Hot-potato versus Cold-potato routing

Finally, we investigate whether geographic information can be helpful in assessing whether ISP routing policies in the Internet conform to either hot-potato routing or cold-potato routing. In hot-potato routing, an ISP hands off traffic to a downstream ISP as quickly as it can. Cold-potato routing is the opposite of hot-potato routing where an ISP carries traffic as far as possible on its own network before handing it off to a downstream ISP. These two policies reflect different priorities for the ISP. In the hot-potato case, the goal is to get rid of traffic as soon as possible so as to minimize the amount of work that the ISP's network needs to do.

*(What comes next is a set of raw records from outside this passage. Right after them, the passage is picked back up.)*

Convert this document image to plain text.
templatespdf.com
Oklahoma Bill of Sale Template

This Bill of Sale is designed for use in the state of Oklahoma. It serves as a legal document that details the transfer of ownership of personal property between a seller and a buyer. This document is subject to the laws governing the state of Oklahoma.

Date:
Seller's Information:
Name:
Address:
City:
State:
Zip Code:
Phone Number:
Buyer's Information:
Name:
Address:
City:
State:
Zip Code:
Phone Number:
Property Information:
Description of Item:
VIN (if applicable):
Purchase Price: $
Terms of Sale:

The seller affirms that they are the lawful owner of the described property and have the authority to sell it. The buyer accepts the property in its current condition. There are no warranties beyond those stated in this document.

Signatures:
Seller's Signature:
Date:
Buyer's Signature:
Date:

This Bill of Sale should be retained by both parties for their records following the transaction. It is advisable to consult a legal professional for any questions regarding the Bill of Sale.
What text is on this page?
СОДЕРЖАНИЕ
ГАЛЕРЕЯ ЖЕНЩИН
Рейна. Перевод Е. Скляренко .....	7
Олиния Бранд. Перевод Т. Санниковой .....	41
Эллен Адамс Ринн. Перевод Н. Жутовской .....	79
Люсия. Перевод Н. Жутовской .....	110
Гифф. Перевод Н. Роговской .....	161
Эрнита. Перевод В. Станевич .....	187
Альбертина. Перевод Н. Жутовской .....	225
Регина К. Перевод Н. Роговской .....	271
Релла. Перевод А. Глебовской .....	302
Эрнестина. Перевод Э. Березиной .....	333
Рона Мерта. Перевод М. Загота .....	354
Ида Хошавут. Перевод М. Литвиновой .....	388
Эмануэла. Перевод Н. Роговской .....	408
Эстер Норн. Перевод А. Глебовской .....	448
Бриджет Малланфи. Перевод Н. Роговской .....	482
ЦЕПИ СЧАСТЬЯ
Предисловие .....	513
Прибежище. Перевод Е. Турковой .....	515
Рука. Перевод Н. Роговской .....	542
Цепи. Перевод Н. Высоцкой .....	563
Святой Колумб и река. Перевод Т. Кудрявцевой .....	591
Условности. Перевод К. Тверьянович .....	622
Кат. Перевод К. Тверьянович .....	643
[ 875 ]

In the cold-potato case, the goal is carry traffic on the ISP's network to the extent possible so as to maximize the control that the ISP has on the end-to-end quality of service. In general, an ISP's routing policy would lie somewhere in between the extremes of hot-potato and cold-potato routing.

Figure 14: CDF of the fraction of the end-to-end path that lies within the first and second ISP networks in sequence.

We consider the set of paths from U.S. sources to TVHosts. For each path that traverses two or more major ISPs (with nationwide backbones), we compute the fraction of the end-to-end path that lies within the first major ISP (ISP1) and the second major ISP (ISP2) in sequence. We use these fractions as measures of the amount of work that these ISPs do in conveying packets end-to-end. The distributions of these fractions is plotted in Figure 14. We observe that the fraction of the path that lies within the first ISP tends to be significantly smaller than that within the second ISP. For instance, the median is 0.22 for the first ISP and 0.64 for the second ISP. This is consistent with hot-potato routing behavior because the first ISP tends to hand off traffic quickly to the second ISP who carries it for a much greater distance. Figure 14 also plots the distributions of the path lengths in the case where the first ISP is Sprintlink. We find that the difference between the ISP1 and ISP2 curves is even greater in this case. Again, this is consistent with hot-potato routing behavior on the part of Sprintlink for routes from academic locations.